倉敷労基署が最低賃金法違反で建設会社を書類送検、賃金規制について
2024/06/27 労務法務, コンプライアンス, 労働法全般, 刑事法, 建設

はじめに
倉敷労働基準監督署が24日、倉敷市の建設会社と経営者を最低賃金法違反の疑いで書類送検していたことがわかりました。3ヶ月分の賃金が支払われていたなかったとのことです。今回は賃金に関する規制について見直していきます。
事案の概要
報道などによりますと、岡山県倉敷市の建設業「アクセル」は2022年8月から10月までの3ヶ月分の給与約95万円を同社の50代の男性社員に規定の支払日に最低賃金以上の額で支払わなかった疑いがあるとされます。県労基署は昨年3月に同社員から相談を受け、会社への聞き取り調査などを行い、未払の事実を特定し、同社と経営者を岡山地方検察庁に書類送検したとのことです。労基署は経営者の認否については公表していないとされます。
最低賃金制度
最低賃金制度とは、国が賃金の最低限度を定め、使用者はその最低賃金額以上の賃金を支払わなければならないとする制度を言います(最低賃金法4条1項)。そしてこの最低賃金の適用を受ける労働者と使用者との間で最低賃金に満たない賃金を労働契約で定めたとしても、その部分については無効とされ、無効となった部分については最低賃金と同額を定めたものとみなされることとなります(同2項)。最低賃金未満の賃金しか支払わなかった場合は、最低賃金との差額を支払わなくてはならず、また地域別最低賃金以上の賃金を支払わなかった場合には罰則として60万円以下の罰金が定められております。
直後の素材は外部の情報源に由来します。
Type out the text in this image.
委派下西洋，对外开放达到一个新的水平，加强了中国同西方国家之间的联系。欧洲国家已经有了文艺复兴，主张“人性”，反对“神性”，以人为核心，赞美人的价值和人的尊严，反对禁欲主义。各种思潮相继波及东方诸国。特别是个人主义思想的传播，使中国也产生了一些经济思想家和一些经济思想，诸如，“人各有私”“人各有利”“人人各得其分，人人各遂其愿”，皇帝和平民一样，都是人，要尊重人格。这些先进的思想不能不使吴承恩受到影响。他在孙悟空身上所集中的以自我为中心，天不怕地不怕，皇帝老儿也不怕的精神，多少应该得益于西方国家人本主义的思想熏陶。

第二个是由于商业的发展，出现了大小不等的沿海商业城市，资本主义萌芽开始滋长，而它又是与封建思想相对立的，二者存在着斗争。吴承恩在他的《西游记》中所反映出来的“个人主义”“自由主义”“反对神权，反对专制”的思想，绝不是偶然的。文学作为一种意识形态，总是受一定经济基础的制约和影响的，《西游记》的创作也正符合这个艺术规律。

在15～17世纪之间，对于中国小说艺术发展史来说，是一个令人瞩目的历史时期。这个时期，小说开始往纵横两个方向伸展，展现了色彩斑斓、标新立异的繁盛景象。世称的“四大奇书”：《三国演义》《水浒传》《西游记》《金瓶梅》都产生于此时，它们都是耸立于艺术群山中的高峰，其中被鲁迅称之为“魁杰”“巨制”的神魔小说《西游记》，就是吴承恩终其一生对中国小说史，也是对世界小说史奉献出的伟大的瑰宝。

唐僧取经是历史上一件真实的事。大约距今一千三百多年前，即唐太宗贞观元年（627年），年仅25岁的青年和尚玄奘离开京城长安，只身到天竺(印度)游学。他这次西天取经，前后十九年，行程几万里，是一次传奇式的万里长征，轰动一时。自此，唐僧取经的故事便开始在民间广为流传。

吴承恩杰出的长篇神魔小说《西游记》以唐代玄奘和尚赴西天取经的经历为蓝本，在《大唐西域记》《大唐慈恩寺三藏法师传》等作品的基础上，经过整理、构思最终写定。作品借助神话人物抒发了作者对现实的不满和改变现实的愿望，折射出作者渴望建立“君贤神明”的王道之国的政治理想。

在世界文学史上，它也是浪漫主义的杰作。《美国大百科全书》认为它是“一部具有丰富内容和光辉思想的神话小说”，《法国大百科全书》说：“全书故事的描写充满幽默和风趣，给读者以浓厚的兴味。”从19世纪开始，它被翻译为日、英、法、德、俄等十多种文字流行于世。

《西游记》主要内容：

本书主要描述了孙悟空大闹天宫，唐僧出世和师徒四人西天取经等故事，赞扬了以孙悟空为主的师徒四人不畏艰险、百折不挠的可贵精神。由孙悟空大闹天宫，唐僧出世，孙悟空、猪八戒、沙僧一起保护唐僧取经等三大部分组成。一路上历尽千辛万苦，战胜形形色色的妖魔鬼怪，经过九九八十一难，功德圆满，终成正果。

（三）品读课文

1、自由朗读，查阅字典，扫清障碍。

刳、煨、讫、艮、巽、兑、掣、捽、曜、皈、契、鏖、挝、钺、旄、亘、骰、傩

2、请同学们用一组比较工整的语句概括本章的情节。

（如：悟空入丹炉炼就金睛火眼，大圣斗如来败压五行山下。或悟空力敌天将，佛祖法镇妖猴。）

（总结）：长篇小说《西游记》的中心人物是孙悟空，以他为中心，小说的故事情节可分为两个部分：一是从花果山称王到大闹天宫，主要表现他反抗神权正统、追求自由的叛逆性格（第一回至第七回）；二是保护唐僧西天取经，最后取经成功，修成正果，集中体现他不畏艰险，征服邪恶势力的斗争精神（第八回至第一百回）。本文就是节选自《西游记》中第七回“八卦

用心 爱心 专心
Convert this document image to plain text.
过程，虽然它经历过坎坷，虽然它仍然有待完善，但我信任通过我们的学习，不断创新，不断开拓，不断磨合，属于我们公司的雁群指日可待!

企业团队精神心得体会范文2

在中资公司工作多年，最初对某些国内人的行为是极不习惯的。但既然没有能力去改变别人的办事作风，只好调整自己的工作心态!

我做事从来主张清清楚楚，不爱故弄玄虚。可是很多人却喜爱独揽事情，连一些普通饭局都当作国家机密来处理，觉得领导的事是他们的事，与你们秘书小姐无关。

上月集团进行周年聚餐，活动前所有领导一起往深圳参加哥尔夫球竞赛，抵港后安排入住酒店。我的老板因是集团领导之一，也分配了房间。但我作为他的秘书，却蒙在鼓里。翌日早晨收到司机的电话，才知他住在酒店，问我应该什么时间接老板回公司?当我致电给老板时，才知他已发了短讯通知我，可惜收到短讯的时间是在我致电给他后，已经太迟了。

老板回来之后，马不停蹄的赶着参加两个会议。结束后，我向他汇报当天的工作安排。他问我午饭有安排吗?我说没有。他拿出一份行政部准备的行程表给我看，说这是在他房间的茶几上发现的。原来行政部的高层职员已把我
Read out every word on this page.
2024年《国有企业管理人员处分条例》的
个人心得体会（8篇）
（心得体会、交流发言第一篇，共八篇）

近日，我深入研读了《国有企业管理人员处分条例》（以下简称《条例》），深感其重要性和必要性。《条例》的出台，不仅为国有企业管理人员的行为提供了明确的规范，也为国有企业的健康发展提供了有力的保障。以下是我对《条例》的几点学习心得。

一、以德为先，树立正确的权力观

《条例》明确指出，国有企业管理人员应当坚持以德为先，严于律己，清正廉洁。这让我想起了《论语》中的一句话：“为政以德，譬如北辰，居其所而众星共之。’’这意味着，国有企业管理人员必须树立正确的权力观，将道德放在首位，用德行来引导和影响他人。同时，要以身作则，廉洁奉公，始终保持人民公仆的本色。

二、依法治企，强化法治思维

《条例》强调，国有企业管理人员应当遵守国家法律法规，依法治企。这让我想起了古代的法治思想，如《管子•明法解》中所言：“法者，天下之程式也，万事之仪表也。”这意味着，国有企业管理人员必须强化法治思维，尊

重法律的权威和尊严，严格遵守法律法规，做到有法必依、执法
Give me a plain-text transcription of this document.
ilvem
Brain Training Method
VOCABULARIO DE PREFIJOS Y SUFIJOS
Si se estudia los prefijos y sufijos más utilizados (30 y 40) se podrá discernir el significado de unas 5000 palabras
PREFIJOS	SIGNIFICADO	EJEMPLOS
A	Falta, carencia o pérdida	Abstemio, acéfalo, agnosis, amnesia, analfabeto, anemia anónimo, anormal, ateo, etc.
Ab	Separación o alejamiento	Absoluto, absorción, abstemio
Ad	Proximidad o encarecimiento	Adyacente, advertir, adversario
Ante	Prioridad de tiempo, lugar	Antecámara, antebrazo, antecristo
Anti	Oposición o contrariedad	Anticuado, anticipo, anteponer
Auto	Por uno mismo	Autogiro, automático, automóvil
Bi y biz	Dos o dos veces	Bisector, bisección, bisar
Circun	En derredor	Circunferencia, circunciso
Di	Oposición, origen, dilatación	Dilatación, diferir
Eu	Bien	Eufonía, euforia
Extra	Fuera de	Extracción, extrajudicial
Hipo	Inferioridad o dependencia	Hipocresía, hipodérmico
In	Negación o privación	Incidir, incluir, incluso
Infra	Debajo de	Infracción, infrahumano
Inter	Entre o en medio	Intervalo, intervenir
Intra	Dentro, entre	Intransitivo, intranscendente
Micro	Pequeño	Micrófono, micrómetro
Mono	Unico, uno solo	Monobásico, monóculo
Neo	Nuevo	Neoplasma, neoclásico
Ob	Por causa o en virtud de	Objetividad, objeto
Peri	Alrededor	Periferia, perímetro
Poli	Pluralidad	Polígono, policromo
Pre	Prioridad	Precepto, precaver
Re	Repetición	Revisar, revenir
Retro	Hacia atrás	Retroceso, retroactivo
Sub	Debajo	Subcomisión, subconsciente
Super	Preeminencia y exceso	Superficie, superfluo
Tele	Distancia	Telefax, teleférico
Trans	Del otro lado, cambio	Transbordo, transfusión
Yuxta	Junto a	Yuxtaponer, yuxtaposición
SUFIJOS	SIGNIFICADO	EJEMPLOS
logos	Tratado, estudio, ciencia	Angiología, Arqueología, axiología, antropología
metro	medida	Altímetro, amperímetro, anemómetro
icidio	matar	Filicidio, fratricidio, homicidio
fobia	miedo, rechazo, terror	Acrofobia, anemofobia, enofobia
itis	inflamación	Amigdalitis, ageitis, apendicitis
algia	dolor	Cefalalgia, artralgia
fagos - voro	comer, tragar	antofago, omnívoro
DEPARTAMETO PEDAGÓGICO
なお最低賃金は労働者の代表、公益代表、使用者の代表それぞれ同数の委員で構成される最低賃金審議会で議論され、都道府県労働局長が決定することとなっております。
労基法による規制
労働基準法24条によりますと、「賃金は、通貨で、直接労働者に、その全額を支払わなければならない」とし、「賃金は、毎月一回以上、一定の期日を定めて支払わなければならない」としております。この規定に含まれる「通貨払の原則」「直接払の原則」「全額払の原則」「毎月払の原則」「一定期日払の原則」がいわゆる賃金支払五原則と呼ばれる原則です。賃金は法令や動労協約で定めたらている場合を除き原則として現金で支払われる必要があります。そして従業員本人に直接支払われる必要があり、家族や親族その他第三者に支払うことはできません。例外的に従業員の同意があれば口座振込は可能です。賃金は全額支払われる必要があり、法令で定められた保険料や税金等以外を差し引いたり、貸付金の相殺などは許されません。また毎月1回以上、特定の日を定めて支払う必要があります。これらに違反した場合は30万円以下の罰金となっております。また時間外労働や休日労働、深夜労働には割増賃金も定められております。
同一労働同一賃金の原則
同一労働同一賃金の原則とは、同じ労働を行っているにもかかわらず、雇用形態が異なるという理由だけで不合理な格差を生じさせてはならないとする考え方を言います(パートタイム・有期雇用労働法8条)。同法で禁止される待遇格差の対象は賃金だけでなく、休暇や福利厚生、教育制度も含まれます。ここで禁止されるのはあくまで「不合理」な待遇差であって、そこに合理的な理由がある場合は違法ではないと言えます。不合理かどうかについては、各手当等の趣旨や目的、有期雇用と無期雇用での職務内容の差異、配置変更の範囲の差異その他の事情などを総合的に考慮して判断するとされております(最判平成30年6月1日)。
コメント
本件でアクセル社は2022年8月から3ヶ月分について、男性従業員に最低賃金未満の賃金しか支払っていなかった疑いが持たれているとされます。上でも触れたように最低賃金法に違反する場合は罰則が適用されることとなります。本来の賃金を支払えなかった理由は不明ですが、経営不振等により資金繰りが困難となった場合でも、従業員の賃金は法令で厳格に保護されております。以前にも取り上げましたが、給与債権については民法で先取特権が認められており、現行民事執行法では訴訟によらずに実現することも可能です。賃金の支払いを遅延していた場合、従業員によって会社財産が差し押さえられるといった事態も有りえます。自社の従業員への賃金や勤怠管理に問題はないか、今一度確認し直しておくことが重要と言えるでしょう。